The party was fairly tame until about midnight, when a crush of newcomers arrived. That's when things started to get messy. It wasn't a huge house, and people filled every nook. Some sat in the family room, others surrounded the desktop computer in the kitchen, more still stood in front of the door. People coming in and out could barely open the door.
Michael Mandell was Tyler's best friend, had been for about a decade. Michael figured he knew Tyler better than he knew his own parents. They told each other everything. And on this night, that would become Michael's burden. Tyler approached Michael about an hour into the party with a secret. At first, Michael assumed his friend was just pulling him aside for a heart-to-heart. Tyler did that often. He was usually depressed — "depressed Tyler" was "normal Tyler," Michael would later tell a detective. But that's not what this chat would be about. The two left the house and walked to the stop sign at the end of the street. They'd made this walk before. Nothing was amiss. Tyler said he'd done something stupid. That didn't seem too worrisome, either, Michael thought.
"I killed my parents," Tyler said.
Michael scoffed. How ridiculous. "No, you didn't," he said.
"Michael, I'm being real. I'm not lying to you."
Tyler told him to look in the driveway: Both of his parents' cars were still there. Michael admitted that was odd, but shook it off. Tyler insisted. He said that he and his father had gotten into a fight and his dad had punched him in the nose. Michael didn't know what to say and insisted that he and Tyler go back to the party. This nonsense he was spewing couldn't be real anyway. Tyler was already drinking; maybe he was on some other drugs as well, and spouting off.
After they went back inside the house, Mike started to walk around. Before long, Tyler circled back to him, determined to make him believe. He told Michael to look for bloody shoe prints. Mike spotted one in the garage. Tyler told him to look closely at his parents' bedroom door and he would see the signs. Michael did and saw blood on the door frame, on the walls, on the ceiling. It wasn't obvious if you weren't looking for it, but it was plain as day if you were.

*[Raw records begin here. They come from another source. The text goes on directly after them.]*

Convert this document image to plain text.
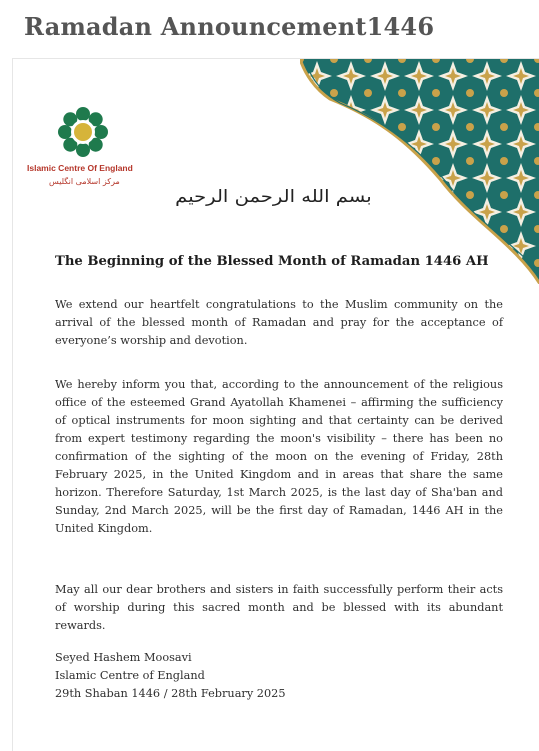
Ramadan Announcement1446
Islamic Centre Of England
مرکز اسلامی انگلیس
بسم الله الرحمن الرحیم
The Beginning of the Blessed Month of Ramadan 1446 AH

We extend our heartfelt congratulations to the Muslim community on the arrival of the blessed month of Ramadan and pray for the acceptance of everyone’s worship and devotion.

We hereby inform you that, according to the announcement of the religious office of the esteemed Grand Ayatollah Khamenei – affirming the sufficiency of optical instruments for moon sighting and that certainty can be derived from expert testimony regarding the moon's visibility – there has been no confirmation of the sighting of the moon on the evening of Friday, 28th February 2025, in the United Kingdom and in areas that share the same horizon. Therefore Saturday, 1st March 2025, is the last day of Sha'ban and Sunday, 2nd March 2025, will be the first day of Ramadan, 1446 AH in the United Kingdom.

May all our dear brothers and sisters in faith successfully perform their acts of worship during this sacred month and be blessed with its abundant rewards.

Seyed Hashem Moosavi
Islamic Centre of England
29th Shaban 1446 / 28th February 2025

The two stood together inside the garage, the door shut to the other partiers. Tyler began to pace, chewing on his fingernails, and as he walked back and forth, the details began pouring out of him. He'd hid both his parents' cell phones in advance so they couldn't call for help. Then he stood over his mother for about five minutes as he readied himself for the first blow. He swung once, and Mary Jo whipped around. She managed to get out a single question before he bashed her again: "Why, Tyler, why?" When Blake walked into the room, father and son locked eyes — and then Tyler attacked. His dad screamed at him: Why are you doing this? Tyler replied, "Why the fuck not?"

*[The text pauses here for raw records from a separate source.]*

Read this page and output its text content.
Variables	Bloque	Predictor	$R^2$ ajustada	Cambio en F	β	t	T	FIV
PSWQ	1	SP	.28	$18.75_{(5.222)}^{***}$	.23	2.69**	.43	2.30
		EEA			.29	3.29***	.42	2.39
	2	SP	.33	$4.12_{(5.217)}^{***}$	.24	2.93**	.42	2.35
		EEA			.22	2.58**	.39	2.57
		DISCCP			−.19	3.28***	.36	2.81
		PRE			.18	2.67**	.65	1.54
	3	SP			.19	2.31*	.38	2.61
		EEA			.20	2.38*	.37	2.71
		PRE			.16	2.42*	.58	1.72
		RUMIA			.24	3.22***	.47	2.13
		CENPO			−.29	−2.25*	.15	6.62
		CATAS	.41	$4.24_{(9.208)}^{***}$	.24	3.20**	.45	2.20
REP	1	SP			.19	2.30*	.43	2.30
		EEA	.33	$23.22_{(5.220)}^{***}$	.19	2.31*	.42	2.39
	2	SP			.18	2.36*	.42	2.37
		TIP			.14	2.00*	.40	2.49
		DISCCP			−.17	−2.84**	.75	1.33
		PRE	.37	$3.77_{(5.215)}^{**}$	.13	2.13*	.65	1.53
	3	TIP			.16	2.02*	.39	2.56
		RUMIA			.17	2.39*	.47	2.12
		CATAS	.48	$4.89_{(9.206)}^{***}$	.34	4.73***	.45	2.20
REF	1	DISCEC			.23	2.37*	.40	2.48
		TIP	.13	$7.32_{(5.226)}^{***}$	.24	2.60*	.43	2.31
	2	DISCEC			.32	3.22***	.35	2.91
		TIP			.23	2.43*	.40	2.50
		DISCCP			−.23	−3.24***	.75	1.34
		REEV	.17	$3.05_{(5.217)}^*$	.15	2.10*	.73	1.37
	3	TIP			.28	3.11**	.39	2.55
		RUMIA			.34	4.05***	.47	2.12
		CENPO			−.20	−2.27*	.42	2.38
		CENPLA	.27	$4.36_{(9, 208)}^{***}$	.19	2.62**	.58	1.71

For just a moment, Mary Jo and Blake screamed at the tops of their lungs. Then they were quiet. The younger dog, the Lab named Sophie, started growling protectively, so Tyler locked her in his parents' bedroom. Molly, the beagle, was too deaf and blind to sense that anything was off. Tyler let her be.
As Tyler described the killings, he swung his arms to mime the attacks. The hand gestures stuck with Michael, as did so many other descriptions. Tyler hadn't been able to do it sober, he said, so he'd taken three pills of ecstasy first and pumped himself up by listening to the rapper Lil Boosie in the garage. There was far more blood than he'd ever imagined there would be, and the cleanup took a good three hours. Afterward, Tyler climbed into the shower, washed off, then looked into the bathroom mirror and laughed. He was barely finished with the cleanup in time for the party.